Not sure why everyone is going on about certificate transparency logs when the answer is right there in the user agent. The company is scanning the ipv4 space and came upon your IP and port.
Finding IP does not mean finding the domain. When doing HTTP request to IP you specify the domain you want to connect to. For example you can configure your /etc/hosts to have xxxnakedhamsters.google.com pointing to 8.8.8.8 and make the http request, which will cause Google getting the domain request (i.e. header Host: xxxnakedhamsters.google.com) and it will refuse it or try to redirect to http. Of course it's only related to HTTP because HTTPS will require certificate. That's why they're speaking about certificates.
But there's no evidence in the OP's post that they have, in fact, discovered the domain. The only thing posted is that there is a GET request to a listening web server.
The OP and all the people talking about certificates are making the same assumption. Namely that the scanning company discovered the DNS name for the server and tried to connect. When, if fact, they simply iterate through IP address blocks and make get requests to any listening web servers they find.
No they didn't. They said "How did the internet find my subdomain?" They're assuming the internet found their subdomain. They don't provide any evidence that happened, just that they found their IP address.
Depending on the web server's configuration, you very much _can_ find the domain which is configured on an IP address, by attempting to connect to that IP address via HTTPS and seeing what certificate gets served. Here's an example:
> Web sites prove their identity via certificates. Firefox does not trust this site because it uses a certificate that is not valid for 138.68.161.203. The certificate is only valid for the following names: exhaust.lewiscollard.com, www.exhaust.lewiscollard.com
That doesn't really matter, though. While OP is using Cloudflare, the actual server behind it is still a publicly-accessible IP address that an IPv4 space scanner can easily stumble upon.
I misunderstood, I thought the subdomain was an R2 bucket. If it's just normal Cloudflare proxying to some backend this is probably the most likely answer.
That said, while I think it's not the case here, using Cloudflare doesn't mean the underlying host is accessible, as even on the free tier you can use Cloudflare Tunnels, which I often do.
Also a valid point. I guess without more details all we can really do is speculate about the exact setup. That said, I do now agree that the most likely answer is "the underlying host was accessible and caught by an IPv4 scanner" since well, that's pretty much what it says anyway.

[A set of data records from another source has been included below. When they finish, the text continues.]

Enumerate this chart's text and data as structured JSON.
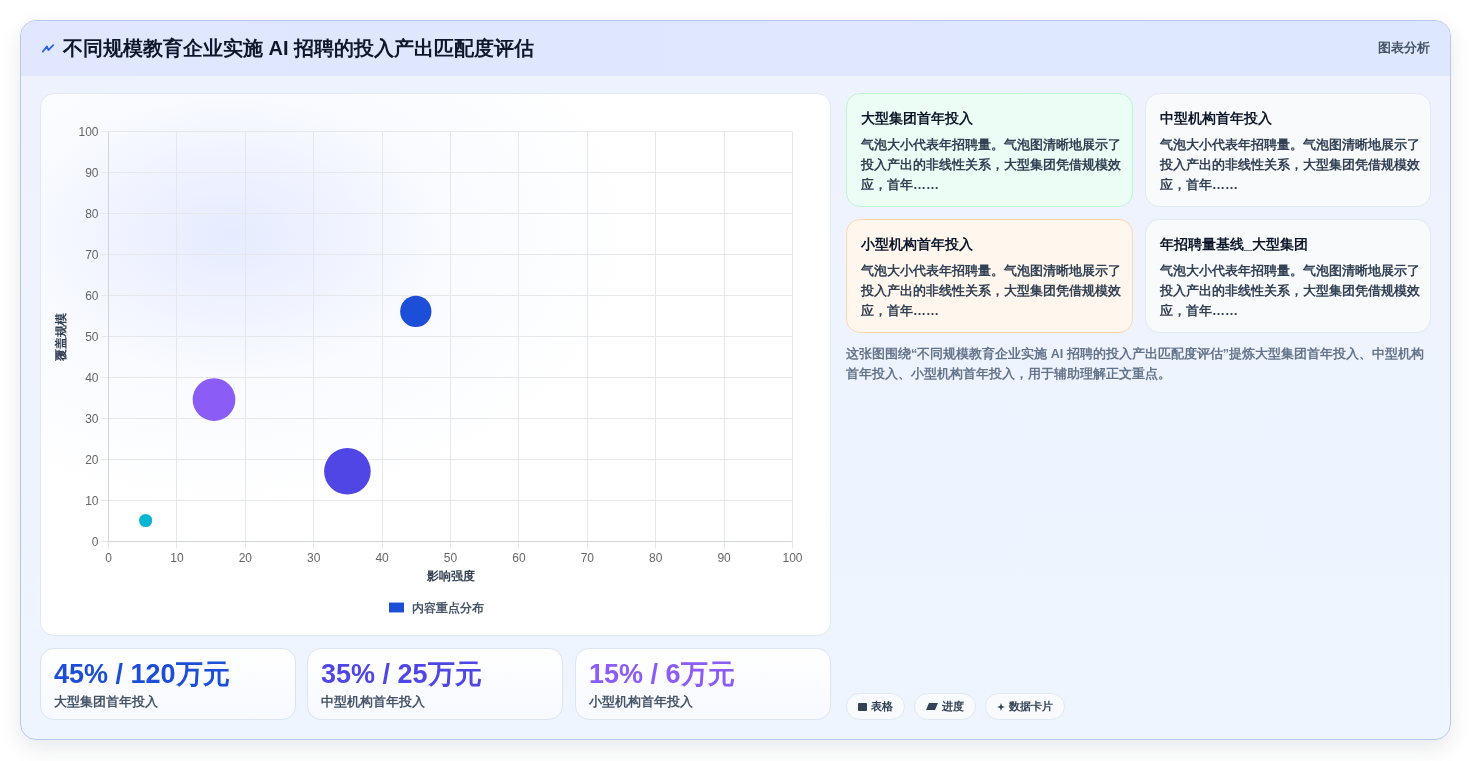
{
  "chart_data": {
    "type": "bubble",
    "title": "不同规模教育企业实施 AI 招聘的投入产出匹配度评估",
    "xlabel": "影响强度",
    "ylabel": "覆盖规模",
    "x": [
      45,
      35,
      15.5,
      5.5
    ],
    "series": [
      {
        "name": "内容重点分布",
        "colors": [
          "#1d4ed8",
          "#4f46e5",
          "#8b5cf6",
          "#06b6d4"
        ],
        "values": [
          56,
          17,
          34.5,
          5
        ],
        "sizes": [
          0.45,
          1,
          0.84,
          0.08
        ]
      }
    ],
    "xlim": [
      0,
      100
    ],
    "ylim": [
      0,
      100
    ],
    "xticks": [
      0,
      10,
      20,
      30,
      40,
      50,
      60,
      70,
      80,
      90,
      100
    ],
    "yticks": [
      0,
      10,
      20,
      30,
      40,
      50,
      60,
      70,
      80,
      90,
      100
    ],
    "grid": true,
    "legend": "bottom",
    "marker": "circle",
    "annotations": [
      "图表分析",
      "45% / 120万元",
      "大型集团首年投入",
      "35% / 25万元",
      "中型机构首年投入",
      "15% / 6万元",
      "小型机构首年投入",
      "大型集团首年投入",
      "气泡大小代表年招聘量。气泡图清晰地展示了投入产出的非线性关系，大型集团凭借规模效应，首年……",
      "中型机构首年投入",
      "气泡大小代表年招聘量。气泡图清晰地展示了投入产出的非线性关系，大型集团凭借规模效应，首年……",
      "小型机构首年投入",
      "气泡大小代表年招聘量。气泡图清晰地展示了投入产出的非线性关系，大型集团凭借规模效应，首年……",
      "年招聘量基线_大型集团",
      "气泡大小代表年招聘量。气泡图清晰地展示了投入产出的非线性关系，大型集团凭借规模效应，首年……",
      "这张图围绕“不同规模教育企业实施 AI 招聘的投入产出匹配度评估”提炼大型集团首年投入、中型机构首年投入、小型机构首年投入，用于辅助理解正文重点。",
      "表格",
      "进度",
      "数据卡片"
    ]
  }
}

> When doing HTTP request to IP you specify the domain you want to connect to
No, you make HTTP requests to an IP, not a domain. You convert the domain name to an IP in an earlier step (via a DNS query). You can connect to servers using their raw IPs and open ports all day if you like, which is what's happening here. Yes servers will (likely) reject the requests by looking at the host header, but they will still receive the request.
It's rather hilarious that nobody mentioned this in 7 hours. What am I missing?
~5 billion scans in a few hours is nothing for a company with decent resources. OP: in case you didn't follow, they're literally trying every possible IPv4 address and seeing if something exists on standard ports at that address.
I believe it would be harder to find out your domain that way if you were using SNI and only forwarded/served requests that used the correct host. But if you aren't using SNI, your server is probably just responding to any TLS connect request with your subdomain's cert, which will reveal your hostname.
I was referring more to the fact that the user agent explicitly contained the answer, rather than suggestions that it was IP scanning. But you're right I do see one comment that mentions that. And many more likely assumed the OP already figured that part out.
The user agent contains a partial answer. IP scanning doesn't give you the actual subdomain, so the question is slightly wrong or there are missing pieces.
Judging by the logs (user agents really) right now in the submission, it's hard to tell if the requests were actually for the domain (since the request headers aren't included) or just for the IP.
It's very common for people to read only up to the point they feel they can comment, then skip immediately to the comment. So, basically, noone read it.
Just the default hostname. It won't reveal all of them or any of the IP addresses of that box. secret-freedom-fighter.ice-cream-shop.example.com could have the same IP as example.com and you'd only know example.com
If you've got one cert with a subject alt name for each host, they'd see them all. If you use SNI and they have different certificates, the domains might still be in Certificate Transparency logs. If a wildcard cert is used, that could help to conceal the exact subdomain.
There are a couple easy possibilities depending on server config.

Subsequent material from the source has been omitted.